Some people were not happy with the launch of Cape Town Free Walking Tours which operates using professional tour guides on a tip only basis. When it was launched four years ago, tour guide operators believed that the free walking tours would destroy their business, but this has not been the case.
“Cape Town has become a mainstream destination with tourists expecting the same service, facilities and convenience found at destinations such as London, Tokyo or Paris,” says Nielsen.
“Tourists come to South Africa and expect public transport to tourist sites outside of the city centres. The independent travelers also want to go straight to their destination, without the inconvenience of sitting through twenty stops along the way or taking a tour bus.”
“On the walking tours the guests ask us all the time if there are any simple public transport options to destinations outside Cape Town.”

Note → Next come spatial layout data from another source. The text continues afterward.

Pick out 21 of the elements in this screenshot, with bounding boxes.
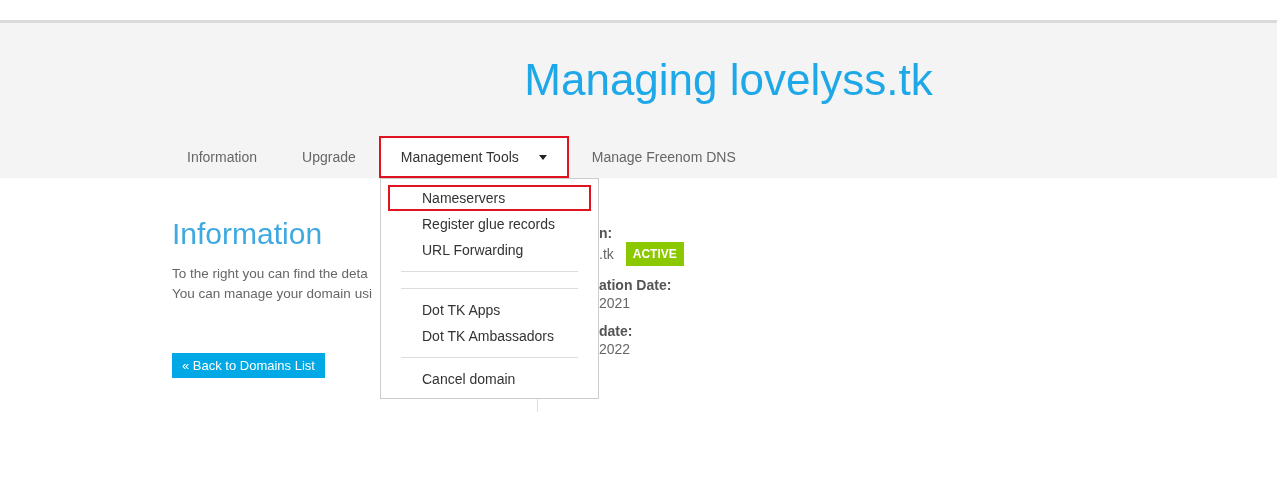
menu-item[interactable]: Nameservers bbox=[388, 185, 591, 211]
detail-label: date: bbox=[599, 322, 634, 340]
menu-item[interactable]: URL Forwarding bbox=[388, 237, 591, 263]
detail-value: 2022 bbox=[599, 340, 631, 358]
detail-value: .tk bbox=[599, 245, 614, 263]
detail-label: n: bbox=[599, 224, 614, 242]
description-text: To the right you can find the deta bbox=[172, 265, 369, 283]
menu-item[interactable]: Cancel domain bbox=[388, 366, 591, 392]
page-title: Managing lovelyss.tk bbox=[524, 53, 933, 106]
menu-item[interactable]: Register glue records bbox=[388, 211, 591, 237]
detail-label: ation Date: bbox=[599, 276, 673, 294]
detail-value: 2021 bbox=[599, 294, 631, 312]
description-text: You can manage your domain usi bbox=[172, 285, 373, 303]
nav-tab[interactable]: Management Tools bbox=[378, 136, 569, 178]
menu-item[interactable]: Dot TK Ambassadors bbox=[388, 323, 591, 349]
nav-tab[interactable]: Information bbox=[165, 136, 280, 178]
nav-tab[interactable]: Manage Freenom DNS bbox=[569, 136, 758, 178]
nav-tab[interactable]: Upgrade bbox=[280, 136, 378, 178]
status-badge: ACTIVE bbox=[625, 242, 684, 266]
menu-item[interactable]: Dot TK Apps bbox=[388, 297, 591, 323]
section-heading: Information bbox=[172, 216, 323, 252]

The company hopes that the industry will see and acknowledge that they are trying to create an alternative to renting cars, and as Cape Town is growing into a global destination they think it is time for a service like this.
Cape Comoot’s shuttles might be the cheapest, but the company is certainly not skimping on quality.
Cape Comoot currently has a network of drivers with quality shuttles that have air conditioning, free Wifi, and mobile phone charging stations, redefining what cheap transport means.